Au fil des pages # 22 juin 2023 - Joëlle Dufeuilly
Invitée : Joëlle Dufeuilly pour sa traduction du dernier roman de l'écrivain hongrois László Krasznahorkai, Le baron Wenckheim est de retour (2023) aux éditions Cambourakis.
Joëlle Dufeuilly a eu plusieurs vies : professeur de travaux manuels, puis artisane en bijouterie ; sur un coup de tête, elle se décide à apprendre le hongrois, l'une des langues réputées parmi les plus difficiles. Mais c'est sans compter sur sa détermination et l'engouement qu'elle éprouve d'emblée pour cette langue. Joëlle Dufeuilly s'est lancée presque par hasard dans la traduction. Aujourd'hui, elle est la traductrice attitrée du plus grand écrivain hongrois contemporain, László Krasznahorkai, régulièrement pressenti pour le prix Nobel.

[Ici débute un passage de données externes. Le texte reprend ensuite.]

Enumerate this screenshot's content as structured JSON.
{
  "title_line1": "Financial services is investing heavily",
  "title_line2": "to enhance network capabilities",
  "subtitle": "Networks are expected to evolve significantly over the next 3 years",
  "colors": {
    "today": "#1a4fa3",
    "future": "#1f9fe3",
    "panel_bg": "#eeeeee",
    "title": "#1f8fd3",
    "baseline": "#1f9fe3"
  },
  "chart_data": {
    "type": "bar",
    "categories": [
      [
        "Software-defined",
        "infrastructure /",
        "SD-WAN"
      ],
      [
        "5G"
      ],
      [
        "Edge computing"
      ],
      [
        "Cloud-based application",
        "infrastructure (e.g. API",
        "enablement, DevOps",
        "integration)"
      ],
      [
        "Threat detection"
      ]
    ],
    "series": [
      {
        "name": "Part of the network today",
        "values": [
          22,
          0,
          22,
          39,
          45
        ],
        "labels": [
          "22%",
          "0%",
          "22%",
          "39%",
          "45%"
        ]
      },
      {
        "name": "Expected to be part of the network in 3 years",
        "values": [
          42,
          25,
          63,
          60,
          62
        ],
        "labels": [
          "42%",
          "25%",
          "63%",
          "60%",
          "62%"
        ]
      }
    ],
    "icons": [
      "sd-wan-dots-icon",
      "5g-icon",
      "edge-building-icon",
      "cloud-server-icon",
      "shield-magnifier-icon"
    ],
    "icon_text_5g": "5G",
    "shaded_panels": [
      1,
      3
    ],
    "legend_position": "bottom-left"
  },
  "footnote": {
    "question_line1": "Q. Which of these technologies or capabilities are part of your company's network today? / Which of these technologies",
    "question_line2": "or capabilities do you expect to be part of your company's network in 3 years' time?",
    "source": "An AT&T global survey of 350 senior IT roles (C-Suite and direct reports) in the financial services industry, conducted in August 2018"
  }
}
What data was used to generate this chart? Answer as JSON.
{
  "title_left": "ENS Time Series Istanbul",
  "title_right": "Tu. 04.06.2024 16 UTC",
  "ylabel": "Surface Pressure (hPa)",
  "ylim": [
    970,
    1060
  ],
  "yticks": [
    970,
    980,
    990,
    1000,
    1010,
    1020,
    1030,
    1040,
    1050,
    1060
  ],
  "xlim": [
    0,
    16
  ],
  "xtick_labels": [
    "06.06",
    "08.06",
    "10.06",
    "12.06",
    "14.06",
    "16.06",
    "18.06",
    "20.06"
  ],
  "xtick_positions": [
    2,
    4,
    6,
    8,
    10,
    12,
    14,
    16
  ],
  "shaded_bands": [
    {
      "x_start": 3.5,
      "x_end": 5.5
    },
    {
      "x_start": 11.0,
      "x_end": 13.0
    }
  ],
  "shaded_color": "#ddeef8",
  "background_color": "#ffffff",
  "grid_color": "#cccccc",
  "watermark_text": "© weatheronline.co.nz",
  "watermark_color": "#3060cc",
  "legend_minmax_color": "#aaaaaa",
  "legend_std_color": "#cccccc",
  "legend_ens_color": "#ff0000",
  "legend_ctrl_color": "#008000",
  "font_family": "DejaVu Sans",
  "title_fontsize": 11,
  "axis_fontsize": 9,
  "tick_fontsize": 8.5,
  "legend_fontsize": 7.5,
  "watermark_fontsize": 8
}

Dans son dernier roman, Le baron Wenckheim est de retour, Krasznahorkai est au sommet de son art. Dans une narration polyphonique et hyptnotique, il décrit le retour du baron Béla Wenckheim dans son villa natal, après avoir passé la majeure partie de son existence en Argentine. Le retour de ce baron désargenté appartenant à une importante famille fait naître ambitions, confusions, rêves, convoitises et jalousies, car tous les espoirs sont mis en lui pour sauver son village natal de sa faillite. Mais le baron Wenckheim n'est revenu que pour revoir son amour de jeunesse... C'est à une description implacable de la société hongroise que se livre László Krasznahorkai dans une écriture époustouflante, dont Joëlle Dufeuilly a su rendre toute la richesse et la densité. Mais c'est également, plus largement, le rapport à autrui, voisin ou étranger, qu'interroge et dissèque implacablement le grand écrivain hongrois, dans un conte fantasmagorique et philosophique, reprenant la technique du flux de conscience si chère à Joyce. On est ici à mi-chemin entre Ulysse et Cent ans de solitude.
Chronique de Cécile A. Holdban : Janet Frame, Ma terre, mon île, traduit de l'anglais (Nouvelle-Zélande) par Anne Damour aux éditions Joëlle Losfeld (2000).
Immortalisé par le film de Jane Campion, An Angel at My Table (Un ange à ma table), ce premier volume de l'autobiographie de la grande écrivaine néo-zélandaise Janet Frame (1924-2004) raconte une enfance modeste au gré des déménagements liés aux différentes mutations du père, simple employé des chemins de fer. Marquée par deux drames, la noyade accidentelle, à quelques années d'écart, de deux sœurs et la maladie du frère de l'écrivaine, Ma terre, mon île ne se présente pas comme un récit alourdi par la tragédie. Les anecdotes humoristiques ou émerveillées émaillent ce récit où se retrouve tout l'esprit de cette ancienne fillette à tignasse rousse que la littérature a véritablement sauvée : c'est la publication d'un premier recueil de nouvelles qui lui épargnera la lobotomie, alors qu'elle est internée dans un hôpital psychiatrique. Il faut lire ce premier volume et les deux suivants (Parmi les buissons de Matagouri et Le messager), et puis voir ou revoir An Angel at My Table, le film qu'en a tiré Jane Campion en 1990, trois ans avant The Piano (La Leçon de piano).
Musique :
Lou Reed « Take a Walk on the Wide Side »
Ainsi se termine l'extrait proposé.